Avantage suisse, jeu européen

Emmenée par les entrepreneurs Hans-Jörg Wyss et Jobst Wagner, l’économie s’engage contre l’isolement de la Suisse, en lançant l’association «Avantage suisse». Il était temps! Afficher quelques pommiers avant une votation ne suffit plus. Les thèses blochériennes ont passé dans l’ADN citoyen. Seule une vaste campagne, audacieuse et durable, peut les contrer efficacement.

Une mobilisation générale contre l’Alleingang est d’autant plus nécessaire que le Conseil fédéral a volontairement disparu des écrans radar. Plus soucieux de préserver son image que de dire la vérité au pays, il a abandonné aux associations le soin de préparer un nouveau vote européen, qu’il sait pourtant inéluctable.

Aujourd’hui encore, le négociateur en chef de l’UE, M. Maciej Popowski, confirme dans La Liberté que ni les contingents, ni la préférence nationale, ni une clause de sauvegarde ne sont acceptables. Après Mmes Ashton et Mogherini, après le rapport des Vingt-huit sur les pays de l’AELE, une nouvelle déclaration douche les fantasmes helvétiques: la libre circulation des personnes ne sera ni renégociée, ni amendée.

Dans ce contexte, la création d’Avantage suisse constitue une bonne nouvelle. Toutefois, son action ne sera féconde qu’à la condition d’intégrer deux paramètres essentiels.

Premièrement, les défenseurs de la voie bilatérale doivent se rappeler qu’elle est morte dans sa forme actuelle. Sans un nouveau cadre institutionnel organisant la reprise du droit européen et de son interprétation, les relations avec l’UE finiront de s’asphyxier. Par conséquent, leur discours ne peut se limiter à la célébration d’un statu quo moribond. C’est une avancée dans l’intégration qu’il convient de promouvoir, pour détourner nos compatriotes de l’isolement.

Deuxièmement, pour renverser la vapeur, il ne suffira pas d’affirmer que nos liens avec l’UE sont vitaux pour l’économie. Ce mantra n’opère plus. Le souverainisme a si bien intoxiqué les Suisses qu’ils attribuent leur prospérité à leurs seules vertus. Démasquer le dénigrement quotidien de l’Union, construire peu à peu une conscience européenne, inscrire le destin de la Confédération dans celui de son propre continent, tels sont les défis à relever sans attendre.

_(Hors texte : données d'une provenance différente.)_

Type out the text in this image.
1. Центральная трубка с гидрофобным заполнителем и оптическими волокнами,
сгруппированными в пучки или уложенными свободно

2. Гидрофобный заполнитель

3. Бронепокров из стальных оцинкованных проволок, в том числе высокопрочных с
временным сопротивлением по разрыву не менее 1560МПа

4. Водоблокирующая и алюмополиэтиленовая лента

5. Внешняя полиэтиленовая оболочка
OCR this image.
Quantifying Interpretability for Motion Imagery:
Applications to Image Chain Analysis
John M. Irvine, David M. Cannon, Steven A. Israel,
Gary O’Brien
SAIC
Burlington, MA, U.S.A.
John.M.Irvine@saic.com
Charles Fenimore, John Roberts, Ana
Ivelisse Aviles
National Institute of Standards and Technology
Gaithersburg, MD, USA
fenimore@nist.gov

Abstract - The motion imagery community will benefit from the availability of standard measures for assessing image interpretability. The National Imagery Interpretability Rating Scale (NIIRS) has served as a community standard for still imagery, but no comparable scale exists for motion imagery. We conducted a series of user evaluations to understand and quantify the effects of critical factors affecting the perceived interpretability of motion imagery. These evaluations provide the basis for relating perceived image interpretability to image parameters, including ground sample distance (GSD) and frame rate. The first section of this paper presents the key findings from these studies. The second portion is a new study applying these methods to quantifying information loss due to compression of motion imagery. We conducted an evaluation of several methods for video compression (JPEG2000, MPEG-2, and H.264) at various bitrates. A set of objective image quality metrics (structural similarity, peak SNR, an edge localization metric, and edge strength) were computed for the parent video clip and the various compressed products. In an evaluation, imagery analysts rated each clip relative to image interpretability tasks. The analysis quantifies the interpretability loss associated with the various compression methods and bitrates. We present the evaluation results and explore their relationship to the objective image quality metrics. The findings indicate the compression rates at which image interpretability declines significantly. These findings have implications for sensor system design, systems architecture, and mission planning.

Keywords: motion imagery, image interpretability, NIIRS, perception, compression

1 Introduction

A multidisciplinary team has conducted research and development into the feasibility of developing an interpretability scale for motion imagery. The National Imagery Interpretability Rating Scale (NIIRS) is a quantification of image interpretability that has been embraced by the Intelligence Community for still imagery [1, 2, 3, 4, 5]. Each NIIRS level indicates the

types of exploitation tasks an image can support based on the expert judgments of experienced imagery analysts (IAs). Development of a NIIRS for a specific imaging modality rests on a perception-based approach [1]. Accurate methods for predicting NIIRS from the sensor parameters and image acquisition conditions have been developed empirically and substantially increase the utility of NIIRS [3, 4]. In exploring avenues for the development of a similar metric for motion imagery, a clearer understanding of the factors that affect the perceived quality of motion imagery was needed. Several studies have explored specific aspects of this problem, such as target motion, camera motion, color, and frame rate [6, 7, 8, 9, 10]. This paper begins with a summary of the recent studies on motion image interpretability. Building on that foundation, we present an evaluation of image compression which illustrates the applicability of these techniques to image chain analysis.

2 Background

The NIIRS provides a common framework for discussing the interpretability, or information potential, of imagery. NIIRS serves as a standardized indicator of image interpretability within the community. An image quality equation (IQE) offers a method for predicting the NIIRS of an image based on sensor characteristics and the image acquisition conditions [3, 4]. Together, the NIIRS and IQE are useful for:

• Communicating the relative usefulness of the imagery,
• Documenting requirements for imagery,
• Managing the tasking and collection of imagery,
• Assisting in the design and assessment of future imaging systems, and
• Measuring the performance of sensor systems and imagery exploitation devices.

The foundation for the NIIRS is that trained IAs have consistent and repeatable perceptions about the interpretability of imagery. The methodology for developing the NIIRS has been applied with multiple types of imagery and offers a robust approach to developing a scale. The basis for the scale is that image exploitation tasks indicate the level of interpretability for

En fait, une campagne strictement défensive, matérialiste et helvéto-centrée ne produira pas d’effet. Personne ne renonce à faire cavalier seul, s’il ne voit ni l’orage qui menace, ni les escadrons qui galopent autour de lui.

La prochaine votation ne se gagnera donc pas en alignant des bilans et des statistiques, mais par des arguments politiques réconciliant le pays avec sa véritable histoire. Autrement dit, aucun avantage suisse ne peut se développer sans entrer ouvertement et avec ardeur dans le grand jeu européen.

François Cherix

Spécialisé dans la communication politique, François Cherix travaille depuis des années sur la réforme du modèle suisse, l'organisation de l'espace romand, la question européenne, les liens entre politique et médias. Essayiste, il a publié plusieurs ouvrages et de nombreuses analyses. Socialiste, il a été membre de l'Assemblée constituante vaudoise et député au Grand conseil. Aujourd'hui, il est co-président du Nouveau mouvement européen suisse (Nomes).